Tuesday, March 15, 2011

Might Vs. May

A lot of times when I’m editing, I think to myself: Am I using this correctly? And while most of the time I simply research the answer then apply it to my writing, I’ve decided to share my findings with you all.

Like today…may versus might. I think the majority of people use these two modals (fancy word for a helping verb that tells you more about the mood of the action verb) interchangeably, but there actually is a rule. Both words show something is potential, however something that may happen is more likely than something that might happen.

Mignon Fogarty, host of Grammar Girl, puts it this way, “use might when something is a mighty stretch.”

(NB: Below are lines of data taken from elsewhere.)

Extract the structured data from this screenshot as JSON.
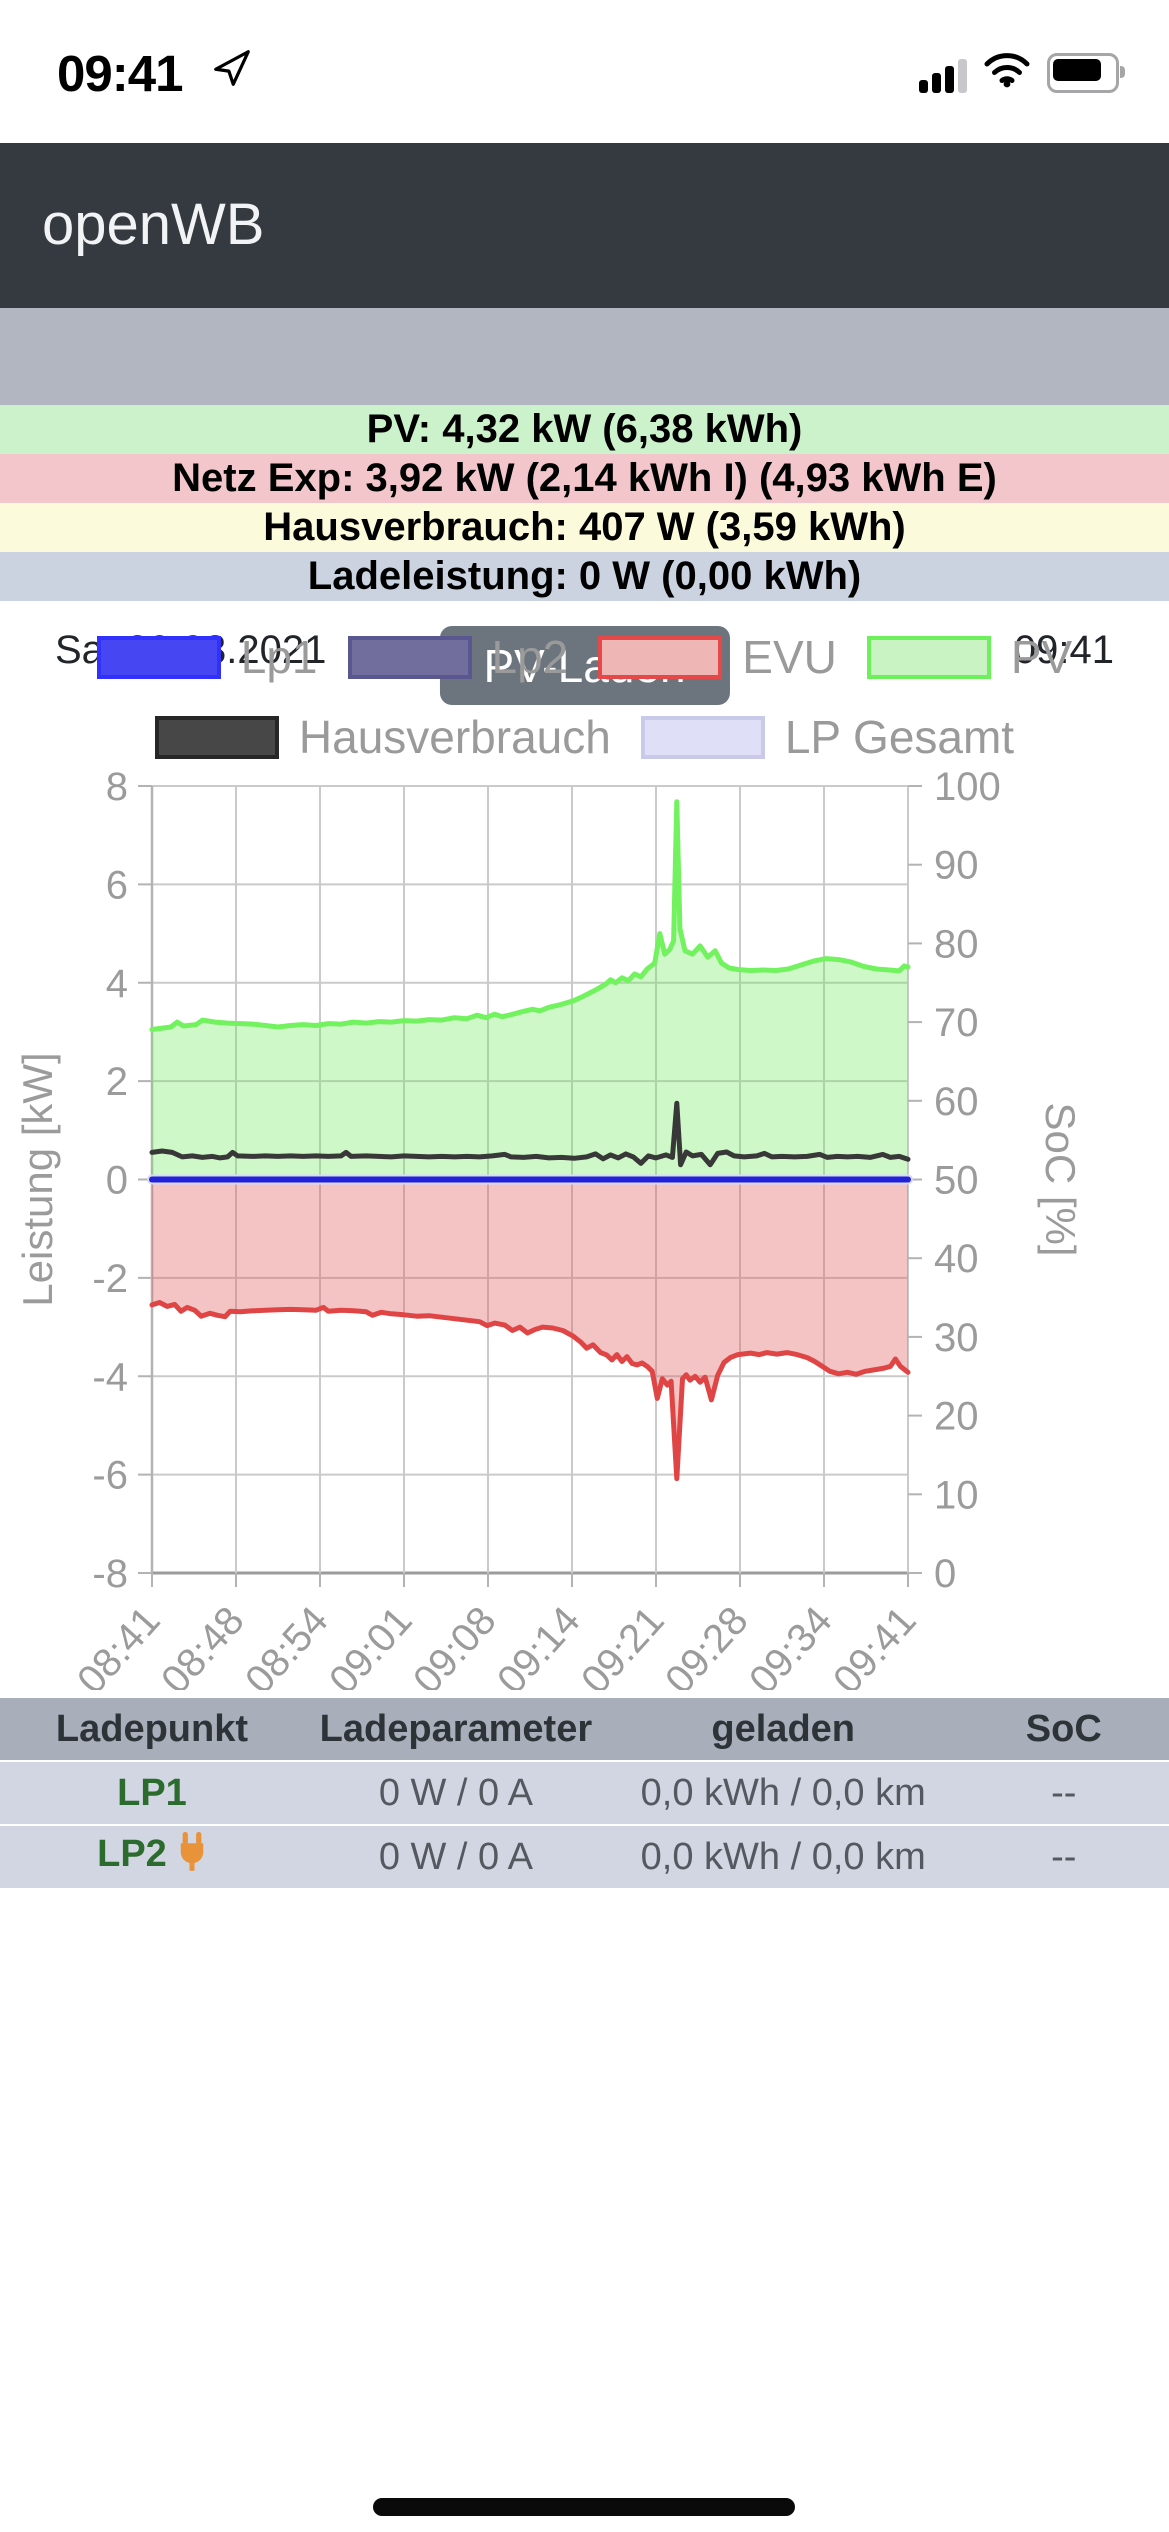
{
  "status_bar": {
    "time": "09:41"
  },
  "header": {
    "app_title": "openWB"
  },
  "sub_header": {
    "date": "Sa, 20.03.2021",
    "mode_button_label": "PV-Laden",
    "time": "09:41"
  },
  "status_rows": {
    "pv": {
      "text": "PV: 4,32 kW (6,38 kWh)",
      "bg": "#ccf2cc"
    },
    "grid": {
      "text": "Netz Exp: 3,92 kW (2,14 kWh I) (4,93 kWh E)",
      "bg": "#f2c6ca"
    },
    "house": {
      "text": "Hausverbrauch: 407 W (3,59 kWh)",
      "bg": "#fbfbdb"
    },
    "charge": {
      "text": "Ladeleistung: 0 W (0,00 kWh)",
      "bg": "#ccd3e0"
    }
  },
  "chart_data": {
    "type": "line",
    "y_left_label": "Leistung [kW]",
    "y_right_label": "SoC [%]",
    "x_tick_labels": [
      "08:41",
      "08:48",
      "08:54",
      "09:01",
      "09:08",
      "09:14",
      "09:21",
      "09:28",
      "09:34",
      "09:41"
    ],
    "y_left_ticks": [
      8,
      6,
      4,
      2,
      0,
      -2,
      -4,
      -6,
      -8
    ],
    "y_right_ticks": [
      100,
      90,
      80,
      70,
      60,
      50,
      40,
      30,
      20,
      10,
      0
    ],
    "y_left_range": [
      -8,
      8
    ],
    "y_right_range": [
      0,
      100
    ],
    "x_range_minutes": [
      0,
      60
    ],
    "grid": true,
    "legend_position": "top",
    "legend": [
      {
        "label": "Lp1",
        "fill": "#4646f2",
        "border": "#3030ff"
      },
      {
        "label": "Lp2",
        "fill": "#716d9c",
        "border": "#5a5690"
      },
      {
        "label": "EVU",
        "fill": "#efb6b6",
        "border": "#e44848"
      },
      {
        "label": "PV",
        "fill": "#c9f3c2",
        "border": "#6cf05c"
      },
      {
        "label": "Hausverbrauch",
        "fill": "#474747",
        "border": "#262626"
      },
      {
        "label": "LP Gesamt",
        "fill": "#dfdff8",
        "border": "#c9c9ea"
      }
    ],
    "series": [
      {
        "name": "PV",
        "color": "#72f25e",
        "fill": "rgba(110,235,90,0.33)",
        "width": 5,
        "points": [
          [
            0,
            3.05
          ],
          [
            1.5,
            3.1
          ],
          [
            2,
            3.2
          ],
          [
            2.5,
            3.12
          ],
          [
            3.5,
            3.15
          ],
          [
            4,
            3.24
          ],
          [
            5,
            3.2
          ],
          [
            6,
            3.18
          ],
          [
            7,
            3.17
          ],
          [
            8,
            3.16
          ],
          [
            9,
            3.13
          ],
          [
            10,
            3.1
          ],
          [
            11,
            3.13
          ],
          [
            12,
            3.15
          ],
          [
            13,
            3.13
          ],
          [
            14,
            3.17
          ],
          [
            15,
            3.16
          ],
          [
            16,
            3.2
          ],
          [
            17,
            3.18
          ],
          [
            18,
            3.21
          ],
          [
            19,
            3.2
          ],
          [
            20,
            3.23
          ],
          [
            21,
            3.22
          ],
          [
            22,
            3.25
          ],
          [
            23,
            3.24
          ],
          [
            24,
            3.29
          ],
          [
            25,
            3.27
          ],
          [
            25.8,
            3.34
          ],
          [
            26.5,
            3.29
          ],
          [
            27.2,
            3.36
          ],
          [
            27.8,
            3.31
          ],
          [
            28.5,
            3.35
          ],
          [
            29.5,
            3.42
          ],
          [
            30.2,
            3.46
          ],
          [
            30.8,
            3.43
          ],
          [
            31.5,
            3.5
          ],
          [
            32.5,
            3.56
          ],
          [
            33.5,
            3.64
          ],
          [
            34.2,
            3.72
          ],
          [
            34.8,
            3.8
          ],
          [
            35.4,
            3.88
          ],
          [
            36,
            3.97
          ],
          [
            36.4,
            4.06
          ],
          [
            36.8,
            4.0
          ],
          [
            37.3,
            4.1
          ],
          [
            37.8,
            4.04
          ],
          [
            38.3,
            4.18
          ],
          [
            38.8,
            4.12
          ],
          [
            39.3,
            4.28
          ],
          [
            39.9,
            4.4
          ],
          [
            40.3,
            5.0
          ],
          [
            40.7,
            4.58
          ],
          [
            41.1,
            4.68
          ],
          [
            41.4,
            4.85
          ],
          [
            41.65,
            7.68
          ],
          [
            41.9,
            5.1
          ],
          [
            42.3,
            4.65
          ],
          [
            42.9,
            4.58
          ],
          [
            43.5,
            4.75
          ],
          [
            44.1,
            4.52
          ],
          [
            44.7,
            4.65
          ],
          [
            45.2,
            4.4
          ],
          [
            45.8,
            4.3
          ],
          [
            46.5,
            4.27
          ],
          [
            47.5,
            4.25
          ],
          [
            48.5,
            4.26
          ],
          [
            49.5,
            4.25
          ],
          [
            50.5,
            4.28
          ],
          [
            51.5,
            4.36
          ],
          [
            52.5,
            4.44
          ],
          [
            53.5,
            4.49
          ],
          [
            54.5,
            4.47
          ],
          [
            55.5,
            4.42
          ],
          [
            56.5,
            4.33
          ],
          [
            57.5,
            4.28
          ],
          [
            58.5,
            4.26
          ],
          [
            59.3,
            4.24
          ],
          [
            59.7,
            4.34
          ],
          [
            60,
            4.32
          ]
        ]
      },
      {
        "name": "EVU",
        "color": "#e04545",
        "fill": "rgba(225,90,90,0.36)",
        "width": 5,
        "points": [
          [
            0,
            -2.55
          ],
          [
            0.6,
            -2.5
          ],
          [
            1.2,
            -2.58
          ],
          [
            1.8,
            -2.54
          ],
          [
            2.3,
            -2.68
          ],
          [
            2.8,
            -2.6
          ],
          [
            3.4,
            -2.66
          ],
          [
            3.9,
            -2.78
          ],
          [
            4.6,
            -2.72
          ],
          [
            5.2,
            -2.76
          ],
          [
            5.8,
            -2.79
          ],
          [
            6.2,
            -2.68
          ],
          [
            7,
            -2.69
          ],
          [
            8,
            -2.67
          ],
          [
            9,
            -2.66
          ],
          [
            10,
            -2.65
          ],
          [
            11,
            -2.64
          ],
          [
            12,
            -2.65
          ],
          [
            13,
            -2.66
          ],
          [
            13.6,
            -2.6
          ],
          [
            14,
            -2.68
          ],
          [
            15,
            -2.66
          ],
          [
            16,
            -2.67
          ],
          [
            17,
            -2.69
          ],
          [
            17.5,
            -2.76
          ],
          [
            18.2,
            -2.7
          ],
          [
            19,
            -2.73
          ],
          [
            20,
            -2.75
          ],
          [
            21,
            -2.78
          ],
          [
            22,
            -2.77
          ],
          [
            23,
            -2.8
          ],
          [
            24,
            -2.83
          ],
          [
            25,
            -2.86
          ],
          [
            26,
            -2.89
          ],
          [
            26.6,
            -2.97
          ],
          [
            27.2,
            -2.92
          ],
          [
            28,
            -2.96
          ],
          [
            28.6,
            -3.07
          ],
          [
            29.2,
            -3.0
          ],
          [
            29.8,
            -3.12
          ],
          [
            30.4,
            -3.05
          ],
          [
            31,
            -3.0
          ],
          [
            31.8,
            -3.02
          ],
          [
            32.6,
            -3.07
          ],
          [
            33.4,
            -3.18
          ],
          [
            34,
            -3.3
          ],
          [
            34.5,
            -3.43
          ],
          [
            35,
            -3.36
          ],
          [
            35.6,
            -3.52
          ],
          [
            36.1,
            -3.57
          ],
          [
            36.5,
            -3.67
          ],
          [
            36.9,
            -3.56
          ],
          [
            37.3,
            -3.7
          ],
          [
            37.7,
            -3.6
          ],
          [
            38.1,
            -3.74
          ],
          [
            38.5,
            -3.77
          ],
          [
            38.9,
            -3.73
          ],
          [
            39.3,
            -3.8
          ],
          [
            39.7,
            -3.9
          ],
          [
            40.1,
            -4.45
          ],
          [
            40.5,
            -4.05
          ],
          [
            40.9,
            -4.18
          ],
          [
            41.2,
            -4.1
          ],
          [
            41.65,
            -6.08
          ],
          [
            42.1,
            -4.05
          ],
          [
            42.4,
            -3.97
          ],
          [
            42.7,
            -4.08
          ],
          [
            43.1,
            -4.0
          ],
          [
            43.5,
            -4.12
          ],
          [
            43.9,
            -4.02
          ],
          [
            44.4,
            -4.48
          ],
          [
            44.9,
            -3.98
          ],
          [
            45.4,
            -3.72
          ],
          [
            45.9,
            -3.62
          ],
          [
            46.5,
            -3.56
          ],
          [
            47.5,
            -3.53
          ],
          [
            48.2,
            -3.56
          ],
          [
            48.8,
            -3.52
          ],
          [
            49.6,
            -3.55
          ],
          [
            50.4,
            -3.52
          ],
          [
            51.2,
            -3.56
          ],
          [
            52,
            -3.62
          ],
          [
            52.6,
            -3.7
          ],
          [
            53.2,
            -3.8
          ],
          [
            53.8,
            -3.9
          ],
          [
            54.5,
            -3.95
          ],
          [
            55.2,
            -3.92
          ],
          [
            55.9,
            -3.96
          ],
          [
            56.6,
            -3.9
          ],
          [
            57.3,
            -3.87
          ],
          [
            58,
            -3.84
          ],
          [
            58.6,
            -3.8
          ],
          [
            59,
            -3.65
          ],
          [
            59.4,
            -3.8
          ],
          [
            60,
            -3.92
          ]
        ]
      },
      {
        "name": "LP Gesamt",
        "color": "#d9d9f6",
        "fill": "none",
        "width": 10,
        "points": [
          [
            0,
            0
          ],
          [
            60,
            0
          ]
        ]
      },
      {
        "name": "Lp1",
        "color": "#2121d6",
        "fill": "none",
        "width": 6,
        "points": [
          [
            0,
            0
          ],
          [
            60,
            0
          ]
        ]
      },
      {
        "name": "Hausverbrauch",
        "color": "#383838",
        "fill": "none",
        "width": 5,
        "points": [
          [
            0,
            0.55
          ],
          [
            0.8,
            0.58
          ],
          [
            1.6,
            0.55
          ],
          [
            2.4,
            0.46
          ],
          [
            3.2,
            0.48
          ],
          [
            4,
            0.45
          ],
          [
            4.8,
            0.47
          ],
          [
            5.4,
            0.44
          ],
          [
            6,
            0.46
          ],
          [
            6.4,
            0.55
          ],
          [
            6.8,
            0.48
          ],
          [
            8,
            0.47
          ],
          [
            9,
            0.48
          ],
          [
            10,
            0.47
          ],
          [
            11,
            0.48
          ],
          [
            12,
            0.47
          ],
          [
            13,
            0.48
          ],
          [
            14,
            0.47
          ],
          [
            15,
            0.48
          ],
          [
            15.4,
            0.55
          ],
          [
            15.8,
            0.47
          ],
          [
            17,
            0.48
          ],
          [
            18,
            0.47
          ],
          [
            19,
            0.46
          ],
          [
            20,
            0.48
          ],
          [
            21,
            0.47
          ],
          [
            22,
            0.46
          ],
          [
            23,
            0.47
          ],
          [
            24,
            0.46
          ],
          [
            25,
            0.47
          ],
          [
            26,
            0.46
          ],
          [
            27,
            0.48
          ],
          [
            28,
            0.51
          ],
          [
            28.5,
            0.46
          ],
          [
            29.5,
            0.45
          ],
          [
            30.5,
            0.47
          ],
          [
            31.5,
            0.44
          ],
          [
            32.5,
            0.45
          ],
          [
            33.5,
            0.43
          ],
          [
            34.5,
            0.46
          ],
          [
            35.2,
            0.52
          ],
          [
            35.8,
            0.42
          ],
          [
            36.4,
            0.5
          ],
          [
            37,
            0.44
          ],
          [
            37.6,
            0.52
          ],
          [
            38.2,
            0.46
          ],
          [
            38.8,
            0.33
          ],
          [
            39.4,
            0.48
          ],
          [
            40,
            0.44
          ],
          [
            40.8,
            0.5
          ],
          [
            41.3,
            0.45
          ],
          [
            41.65,
            1.55
          ],
          [
            41.95,
            0.3
          ],
          [
            42.4,
            0.56
          ],
          [
            42.9,
            0.48
          ],
          [
            43.6,
            0.51
          ],
          [
            44.3,
            0.3
          ],
          [
            44.9,
            0.53
          ],
          [
            45.6,
            0.56
          ],
          [
            46.2,
            0.48
          ],
          [
            47,
            0.46
          ],
          [
            48,
            0.48
          ],
          [
            48.6,
            0.53
          ],
          [
            49.2,
            0.46
          ],
          [
            50,
            0.47
          ],
          [
            51,
            0.46
          ],
          [
            52,
            0.47
          ],
          [
            53,
            0.51
          ],
          [
            53.6,
            0.45
          ],
          [
            54.4,
            0.47
          ],
          [
            55.2,
            0.46
          ],
          [
            56,
            0.47
          ],
          [
            57,
            0.45
          ],
          [
            58,
            0.51
          ],
          [
            58.6,
            0.45
          ],
          [
            59.3,
            0.47
          ],
          [
            60,
            0.41
          ]
        ]
      }
    ]
  },
  "table": {
    "headers": [
      "Ladepunkt",
      "Ladeparameter",
      "geladen",
      "SoC"
    ],
    "rows": [
      {
        "name": "LP1",
        "has_plug_icon": false,
        "params": "0 W / 0 A",
        "charged": "0,0 kWh / 0,0 km",
        "soc": "--"
      },
      {
        "name": "LP2",
        "has_plug_icon": true,
        "params": "0 W / 0 A",
        "charged": "0,0 kWh / 0,0 km",
        "soc": "--"
      }
    ]
  },
  "colors": {
    "header_bg": "#343a40",
    "datebar_bg": "#b2b6c1",
    "mode_button_bg": "#6c757d",
    "table_header_bg": "#a9aebb",
    "table_row_bg": "#d1d6e2",
    "plug_icon": "#e8923a",
    "lp_name_green": "#2c6b2e"
  }
}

So while I may do a load of laundry today (something I do almost every day), I might scrub the tile grout in the bathroom (something my husband claims I haven’t done in years).

As with most rules, there are a few exceptions:
  1. One should never use the word "may" in a negative hypothetical because it could be read as “one does not have permission.” For example, saying “I may not go to the party” could be misread as “I’m not allowed to go to the party.” In this case, “might” should be used.
  2. Might is the past tense of may. So regardless of the mood implication, if the event is in the past, you always use might. I might have done laundry today. I might have scrubbed the grout.

Have these two words troubled you in the past? What other words trip you up?